Arkadiusz Radwan - prezes Instytutu Allehanda i of counsel w KKG Kubas Kos G, Robert Mężyk - współpr

Arkadiusz Radwan - prezes Instytutu Allehanda i of counsel w KKG Kubas Kos G, Robert Mężyk - współpracownik naukowy w Instytucie Allehanda i doktorant na Uniwersytecie Humboldta w Berlinie

Foto: Rzeczpospolita

Red

Jak zwykł mawiać Alexis de Tocqueville: „nie ma takiego okrucieństwa ani takiej niegodziwości, której nie popełniłby skądinąd łagodny i liberalny rząd, kiedy zabraknie mu pieniędzy".

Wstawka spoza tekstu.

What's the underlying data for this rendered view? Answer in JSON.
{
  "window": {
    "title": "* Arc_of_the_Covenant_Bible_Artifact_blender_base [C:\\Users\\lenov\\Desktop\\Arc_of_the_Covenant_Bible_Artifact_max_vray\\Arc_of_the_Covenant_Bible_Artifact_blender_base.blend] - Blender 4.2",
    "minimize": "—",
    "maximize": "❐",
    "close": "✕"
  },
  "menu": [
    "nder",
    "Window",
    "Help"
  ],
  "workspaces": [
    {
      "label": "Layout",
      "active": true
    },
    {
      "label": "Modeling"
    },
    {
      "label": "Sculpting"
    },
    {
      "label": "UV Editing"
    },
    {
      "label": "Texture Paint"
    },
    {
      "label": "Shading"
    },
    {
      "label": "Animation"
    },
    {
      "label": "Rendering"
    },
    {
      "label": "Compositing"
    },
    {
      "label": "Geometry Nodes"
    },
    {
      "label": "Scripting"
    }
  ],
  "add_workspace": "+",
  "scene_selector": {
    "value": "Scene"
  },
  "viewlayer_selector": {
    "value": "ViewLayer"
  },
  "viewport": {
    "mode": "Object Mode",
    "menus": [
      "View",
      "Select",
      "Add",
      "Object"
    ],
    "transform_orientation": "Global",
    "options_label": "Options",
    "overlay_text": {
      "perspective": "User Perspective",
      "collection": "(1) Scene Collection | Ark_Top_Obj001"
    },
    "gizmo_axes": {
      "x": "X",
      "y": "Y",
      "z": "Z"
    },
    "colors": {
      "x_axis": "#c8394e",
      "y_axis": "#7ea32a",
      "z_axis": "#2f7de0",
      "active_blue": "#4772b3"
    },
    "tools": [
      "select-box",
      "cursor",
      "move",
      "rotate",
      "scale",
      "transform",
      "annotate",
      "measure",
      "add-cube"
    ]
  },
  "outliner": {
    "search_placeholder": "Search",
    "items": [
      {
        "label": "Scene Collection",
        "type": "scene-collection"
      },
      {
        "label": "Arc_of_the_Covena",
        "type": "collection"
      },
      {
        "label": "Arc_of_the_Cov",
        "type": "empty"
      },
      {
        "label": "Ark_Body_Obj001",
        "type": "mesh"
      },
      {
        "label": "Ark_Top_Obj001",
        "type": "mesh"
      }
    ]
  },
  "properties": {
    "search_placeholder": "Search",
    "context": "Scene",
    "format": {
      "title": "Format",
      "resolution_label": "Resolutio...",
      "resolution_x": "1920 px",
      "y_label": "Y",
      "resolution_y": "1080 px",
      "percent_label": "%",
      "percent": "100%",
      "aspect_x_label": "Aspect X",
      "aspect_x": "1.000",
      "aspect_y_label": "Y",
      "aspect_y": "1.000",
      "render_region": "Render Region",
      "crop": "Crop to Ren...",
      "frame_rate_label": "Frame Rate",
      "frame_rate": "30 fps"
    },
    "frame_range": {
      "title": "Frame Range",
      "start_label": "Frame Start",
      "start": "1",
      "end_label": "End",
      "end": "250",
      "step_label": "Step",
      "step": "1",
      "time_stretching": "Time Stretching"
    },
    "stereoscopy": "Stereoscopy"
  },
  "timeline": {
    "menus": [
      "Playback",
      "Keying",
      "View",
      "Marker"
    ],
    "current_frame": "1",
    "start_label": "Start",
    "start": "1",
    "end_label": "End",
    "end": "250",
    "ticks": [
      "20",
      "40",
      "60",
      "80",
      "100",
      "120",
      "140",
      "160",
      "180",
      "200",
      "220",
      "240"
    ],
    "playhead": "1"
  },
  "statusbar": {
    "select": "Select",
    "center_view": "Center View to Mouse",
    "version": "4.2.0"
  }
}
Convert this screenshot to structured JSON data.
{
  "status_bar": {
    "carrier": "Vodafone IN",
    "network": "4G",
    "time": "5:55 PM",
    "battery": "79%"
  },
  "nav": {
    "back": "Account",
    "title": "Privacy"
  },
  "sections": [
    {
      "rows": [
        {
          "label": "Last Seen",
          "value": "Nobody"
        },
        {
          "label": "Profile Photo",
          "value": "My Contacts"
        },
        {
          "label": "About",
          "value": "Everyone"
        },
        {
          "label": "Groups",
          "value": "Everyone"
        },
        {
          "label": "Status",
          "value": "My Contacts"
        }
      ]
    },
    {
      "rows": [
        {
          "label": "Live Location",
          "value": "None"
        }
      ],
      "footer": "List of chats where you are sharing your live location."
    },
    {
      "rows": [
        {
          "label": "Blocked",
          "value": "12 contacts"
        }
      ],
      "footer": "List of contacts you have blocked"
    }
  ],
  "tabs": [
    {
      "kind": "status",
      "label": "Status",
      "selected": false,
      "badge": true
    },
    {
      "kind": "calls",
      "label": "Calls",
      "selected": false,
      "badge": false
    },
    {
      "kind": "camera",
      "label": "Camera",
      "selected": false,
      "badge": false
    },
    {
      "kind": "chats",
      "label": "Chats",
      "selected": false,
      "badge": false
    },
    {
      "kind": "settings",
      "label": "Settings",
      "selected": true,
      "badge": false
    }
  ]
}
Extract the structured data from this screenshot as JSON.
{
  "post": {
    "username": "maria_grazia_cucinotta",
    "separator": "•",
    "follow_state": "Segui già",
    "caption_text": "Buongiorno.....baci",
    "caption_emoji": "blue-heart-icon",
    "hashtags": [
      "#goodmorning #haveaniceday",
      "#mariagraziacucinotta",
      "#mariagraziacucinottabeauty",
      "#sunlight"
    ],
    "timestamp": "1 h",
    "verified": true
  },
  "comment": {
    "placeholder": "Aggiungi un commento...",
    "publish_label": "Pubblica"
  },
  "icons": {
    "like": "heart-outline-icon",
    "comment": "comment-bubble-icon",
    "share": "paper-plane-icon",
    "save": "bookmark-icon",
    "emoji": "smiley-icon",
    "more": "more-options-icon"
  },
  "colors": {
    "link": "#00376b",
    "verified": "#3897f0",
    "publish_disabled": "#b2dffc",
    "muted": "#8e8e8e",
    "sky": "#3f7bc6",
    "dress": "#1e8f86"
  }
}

Dla prawnika okrucieństwo i niegodziwość są liczone miarą bezprawności. Dotychczasowa debata publiczna wokół likwidacji II filaru (OFE) skupia się na ekonomicznych, społecznych i politycznych aspektach projektowanych reform. Kontrola legalności problematyki zabezpieczenia socjalnego pojawia się w debacie publicznej rzadziej. Ogłoszony niedawno „Przegląd funkcjonowania systemu emerytalnego" w każdym z czterech wariantów zmierza do erozji II filaru ubezpieczeń emerytalnych. Również ostatnia (04.09.2013) decyzja rządu – mimo iż w skali wcześniej proponowanych wariantów jawi się jako stosunkowo powściągliwa – wywołuje bardzo poważne wątpliwości konstytucyjne.

Prywatnoprawne atrybuty środków w OFE

Istotne jest ustalenie, jaki charakter prawny posiadają środki trafiające do OFE. Spojrzenie z punktu widzenia ubezpieczonego ujawnia szereg ich prywatnoprawnych atrybutów.

Po pierwsze, środki te, mając swoje źródło w części przychodu członka OFE, od momentu odprowadzenia do ZUS aż do ich wypłaty przez OFE zachowują swoją tożsamość (są indywidualnie powiązane z osobą ubezpieczoną. OFE są też zobowiązane do przeliczania środków na jednostki rozrachunkowe (art. 99 ust. 1 UOFE) – na ich podstawie członek OFE jest w stanie na bieżąco ocenić stan swej inwestycji emerytalnej i nadzorować dysponowanie środkami przez OFE.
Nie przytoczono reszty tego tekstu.